(122f) The Effects of Substrate Elasticity On Myofibrillogenesis in Spontaneously Contracting Embryonic Cardiomyocytes

Formation of a functional, beating heart is one of the first crucial steps in embryogenesis. Cardiac myocytes begin contracting long before the organ has completely developed. As such, embryonic cardiac myocytes are constantly ?doing work? during differentiation. While it is known how the expression of contractile proteins affects the cell's ability to contract, whether the mechanical act of contraction may feed back to the cell's continued cardiac development is not known or understood. We hypothesize that cardiomyocytes contracting in the embryo do work at the optimal efficiency, and lowering this efficiency would perturb the process of myofibrillogenesis. To test this, avian embryonic cardiomyocytes and mouse stem cell derived cardiomyocytes were cultured on polyacrylamide substrates of stiffness ranging from soft, intermediate, and hard.
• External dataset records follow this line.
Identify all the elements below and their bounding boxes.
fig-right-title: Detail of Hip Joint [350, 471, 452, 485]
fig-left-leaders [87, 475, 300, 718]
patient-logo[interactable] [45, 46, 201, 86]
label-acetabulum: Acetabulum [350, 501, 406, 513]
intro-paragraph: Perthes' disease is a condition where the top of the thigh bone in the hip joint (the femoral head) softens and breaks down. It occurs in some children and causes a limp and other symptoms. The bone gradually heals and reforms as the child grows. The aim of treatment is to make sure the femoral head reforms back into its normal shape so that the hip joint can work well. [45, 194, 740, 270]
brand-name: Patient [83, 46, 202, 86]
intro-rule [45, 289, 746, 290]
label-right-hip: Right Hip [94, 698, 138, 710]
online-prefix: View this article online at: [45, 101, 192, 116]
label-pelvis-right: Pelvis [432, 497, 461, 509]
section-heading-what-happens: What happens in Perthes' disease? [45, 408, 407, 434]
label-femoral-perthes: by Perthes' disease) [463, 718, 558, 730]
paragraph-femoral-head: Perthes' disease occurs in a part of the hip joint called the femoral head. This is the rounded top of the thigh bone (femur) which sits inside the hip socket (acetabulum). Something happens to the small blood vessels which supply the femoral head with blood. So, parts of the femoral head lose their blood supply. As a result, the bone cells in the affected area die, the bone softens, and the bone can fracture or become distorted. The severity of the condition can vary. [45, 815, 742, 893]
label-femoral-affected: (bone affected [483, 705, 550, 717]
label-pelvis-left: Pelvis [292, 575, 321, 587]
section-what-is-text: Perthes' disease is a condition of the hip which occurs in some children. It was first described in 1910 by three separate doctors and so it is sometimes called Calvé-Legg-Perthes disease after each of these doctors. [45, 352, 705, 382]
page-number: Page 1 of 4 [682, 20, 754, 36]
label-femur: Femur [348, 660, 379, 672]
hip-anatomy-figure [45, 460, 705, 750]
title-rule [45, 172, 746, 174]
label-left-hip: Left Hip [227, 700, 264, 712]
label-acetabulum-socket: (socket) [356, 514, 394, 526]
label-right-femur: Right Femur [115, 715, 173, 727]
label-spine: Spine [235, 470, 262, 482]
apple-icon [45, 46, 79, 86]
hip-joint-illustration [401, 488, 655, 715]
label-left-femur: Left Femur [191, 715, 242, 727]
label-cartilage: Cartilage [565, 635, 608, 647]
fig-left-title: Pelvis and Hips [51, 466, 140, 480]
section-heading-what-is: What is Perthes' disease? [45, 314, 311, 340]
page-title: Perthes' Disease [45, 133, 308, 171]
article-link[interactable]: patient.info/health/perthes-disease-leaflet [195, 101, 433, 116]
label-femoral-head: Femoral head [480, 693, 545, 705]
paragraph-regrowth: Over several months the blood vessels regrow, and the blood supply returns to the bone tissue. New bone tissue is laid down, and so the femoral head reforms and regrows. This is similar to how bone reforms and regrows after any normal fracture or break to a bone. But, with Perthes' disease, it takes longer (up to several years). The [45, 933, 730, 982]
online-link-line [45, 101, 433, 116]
When cultured on polyacrylamide gels as single cells, cardiomyocytes spontaneously contract with an efficiency directly related to the elasticity, or stiffness, of the substrate. The contraction velocity of spontaneously beating cells was measured in E5 to E7 avian embryonic and 7+2 to 7+4 stem cell derived cardiomyocytes. Whether contraction velocity followed the expected force-velocity relationship depended on the cardiomyocyte's stage in development. These cells were later fixed and immunostained for actin and sarcomeric alpha-actinin to assess the degree of myofibril assembly. Overall, it was found that cardiomyocytes from some, but not all, developmental stages follow the expected stiffness-shape relationships found in non-muscle cells, and the degree of sarcomere maturation depended on the cell's ability to contract.